I found myself standing on the balcony now, trying to do the same thing I had once done so easily, that thing I had done which I never meant to do, that thing which just happened on a morning so long ago.
But I was running into serious difficulty now, I was stumbling and crashing into intangible obstacles. I was having problems with this thing which once had been so simple, problems with something that had once seemed to flow unimpeded, soft and smooth and natural. It was not so easy anymore, not as easy as it once was, not easy at all.
Maybe I thought about it a bit too much, maybe the thoughts of loss were like dark clouds that prevented me from seeing openly. Maybe I had lost the gift of simple observation somewhere along the way and now I couldn't say where or how it had happened.

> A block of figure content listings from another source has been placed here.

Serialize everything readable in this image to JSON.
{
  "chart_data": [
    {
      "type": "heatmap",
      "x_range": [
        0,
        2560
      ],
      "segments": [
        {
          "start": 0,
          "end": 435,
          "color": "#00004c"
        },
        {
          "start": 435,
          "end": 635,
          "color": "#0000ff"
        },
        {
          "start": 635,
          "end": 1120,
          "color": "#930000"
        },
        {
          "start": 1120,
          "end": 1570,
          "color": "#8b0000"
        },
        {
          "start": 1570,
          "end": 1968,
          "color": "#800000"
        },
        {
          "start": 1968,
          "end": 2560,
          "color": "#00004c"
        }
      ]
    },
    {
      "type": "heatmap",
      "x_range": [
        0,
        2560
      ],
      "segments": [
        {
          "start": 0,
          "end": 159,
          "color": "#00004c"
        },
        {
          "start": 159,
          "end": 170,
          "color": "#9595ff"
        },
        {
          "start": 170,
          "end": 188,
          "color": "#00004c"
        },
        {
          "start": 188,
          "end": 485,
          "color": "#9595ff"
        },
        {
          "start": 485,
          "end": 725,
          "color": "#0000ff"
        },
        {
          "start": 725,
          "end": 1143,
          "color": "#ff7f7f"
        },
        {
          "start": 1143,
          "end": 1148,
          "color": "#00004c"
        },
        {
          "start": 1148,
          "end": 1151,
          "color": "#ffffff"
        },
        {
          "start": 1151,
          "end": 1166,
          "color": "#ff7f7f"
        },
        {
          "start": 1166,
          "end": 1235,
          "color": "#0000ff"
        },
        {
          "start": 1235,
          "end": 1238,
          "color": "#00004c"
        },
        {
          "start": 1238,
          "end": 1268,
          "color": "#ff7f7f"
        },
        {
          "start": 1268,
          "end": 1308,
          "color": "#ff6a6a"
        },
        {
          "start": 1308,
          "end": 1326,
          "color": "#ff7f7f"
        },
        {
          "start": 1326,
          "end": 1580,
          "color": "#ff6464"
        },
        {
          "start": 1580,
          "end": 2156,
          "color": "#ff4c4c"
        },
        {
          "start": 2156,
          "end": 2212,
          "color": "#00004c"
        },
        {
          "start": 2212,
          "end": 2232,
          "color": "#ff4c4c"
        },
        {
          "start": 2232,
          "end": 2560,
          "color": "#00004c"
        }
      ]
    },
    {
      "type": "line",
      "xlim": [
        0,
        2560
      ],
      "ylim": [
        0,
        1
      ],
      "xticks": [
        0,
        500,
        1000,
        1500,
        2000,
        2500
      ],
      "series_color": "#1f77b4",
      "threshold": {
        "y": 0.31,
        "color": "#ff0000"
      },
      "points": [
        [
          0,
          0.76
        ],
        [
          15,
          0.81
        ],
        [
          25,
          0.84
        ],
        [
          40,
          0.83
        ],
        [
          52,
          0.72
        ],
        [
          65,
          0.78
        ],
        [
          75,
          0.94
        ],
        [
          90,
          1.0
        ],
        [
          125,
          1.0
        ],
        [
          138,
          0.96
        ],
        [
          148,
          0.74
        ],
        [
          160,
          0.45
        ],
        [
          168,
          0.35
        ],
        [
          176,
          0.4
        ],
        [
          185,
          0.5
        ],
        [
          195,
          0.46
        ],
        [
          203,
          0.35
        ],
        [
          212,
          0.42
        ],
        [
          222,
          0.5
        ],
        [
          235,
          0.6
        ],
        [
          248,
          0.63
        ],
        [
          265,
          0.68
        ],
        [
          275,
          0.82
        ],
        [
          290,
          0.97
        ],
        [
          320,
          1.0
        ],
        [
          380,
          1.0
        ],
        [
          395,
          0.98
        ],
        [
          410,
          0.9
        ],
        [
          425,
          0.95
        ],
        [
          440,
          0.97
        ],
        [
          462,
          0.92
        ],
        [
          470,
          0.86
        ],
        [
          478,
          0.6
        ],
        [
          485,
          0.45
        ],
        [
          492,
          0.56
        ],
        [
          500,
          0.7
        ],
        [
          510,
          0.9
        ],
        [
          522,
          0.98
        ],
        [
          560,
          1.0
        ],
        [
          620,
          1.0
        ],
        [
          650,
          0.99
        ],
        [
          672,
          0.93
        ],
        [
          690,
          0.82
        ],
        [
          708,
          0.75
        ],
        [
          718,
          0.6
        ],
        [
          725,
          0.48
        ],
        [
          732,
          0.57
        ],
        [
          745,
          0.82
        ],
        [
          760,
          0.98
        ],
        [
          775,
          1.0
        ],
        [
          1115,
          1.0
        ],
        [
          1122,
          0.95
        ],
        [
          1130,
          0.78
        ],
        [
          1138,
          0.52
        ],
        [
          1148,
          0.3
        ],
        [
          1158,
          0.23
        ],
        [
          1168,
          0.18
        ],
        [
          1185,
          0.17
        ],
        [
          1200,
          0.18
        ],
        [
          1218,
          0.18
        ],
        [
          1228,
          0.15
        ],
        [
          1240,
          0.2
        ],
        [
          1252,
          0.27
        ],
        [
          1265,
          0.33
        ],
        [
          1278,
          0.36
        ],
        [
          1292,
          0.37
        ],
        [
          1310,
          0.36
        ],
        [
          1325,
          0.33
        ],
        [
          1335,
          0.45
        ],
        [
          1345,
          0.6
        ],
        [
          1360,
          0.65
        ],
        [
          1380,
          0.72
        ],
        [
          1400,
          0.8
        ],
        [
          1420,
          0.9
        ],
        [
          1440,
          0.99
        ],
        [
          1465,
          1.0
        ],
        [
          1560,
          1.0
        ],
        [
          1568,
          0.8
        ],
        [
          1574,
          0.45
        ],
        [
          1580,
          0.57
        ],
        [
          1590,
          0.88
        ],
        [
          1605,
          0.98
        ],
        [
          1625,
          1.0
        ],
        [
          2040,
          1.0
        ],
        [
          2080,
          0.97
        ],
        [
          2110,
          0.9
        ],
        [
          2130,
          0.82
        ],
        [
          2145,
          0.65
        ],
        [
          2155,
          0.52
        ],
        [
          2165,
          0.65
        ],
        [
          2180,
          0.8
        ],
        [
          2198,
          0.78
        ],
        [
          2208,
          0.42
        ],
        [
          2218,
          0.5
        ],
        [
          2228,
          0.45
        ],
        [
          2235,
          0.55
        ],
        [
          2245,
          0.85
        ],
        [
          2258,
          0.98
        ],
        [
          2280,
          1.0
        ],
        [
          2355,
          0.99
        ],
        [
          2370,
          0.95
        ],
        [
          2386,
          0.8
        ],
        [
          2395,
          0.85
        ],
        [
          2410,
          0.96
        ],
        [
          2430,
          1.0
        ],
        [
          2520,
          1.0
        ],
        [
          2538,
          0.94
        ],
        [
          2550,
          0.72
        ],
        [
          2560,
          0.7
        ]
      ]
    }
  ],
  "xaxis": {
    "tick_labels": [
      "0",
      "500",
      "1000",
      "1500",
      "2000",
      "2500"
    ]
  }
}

‘I used to have the experience and not the explanation. Now that I have the explanation I am looking for the experience. I can only find it if I get rid of the explanation that I once worked so hard to find. The experience, the direct experience, just like a child, just like the child I once was…just like the day I was working on my homework and the morning went away in a maze of colors and sound and light… the order of the factors does not alter the results… the order of the factors does not alter the results… it doesn’t matter what comes first, the experience, the explanation…the order of the factors doesn’t alter the results…'
And the morning opened up before me, slowly but surely, while I quietly did my homework, the homework I was finally understanding for the first time, the homework that spoke in a rhythm of simplicity and recurring sonic beats, the homework I still had time to finish.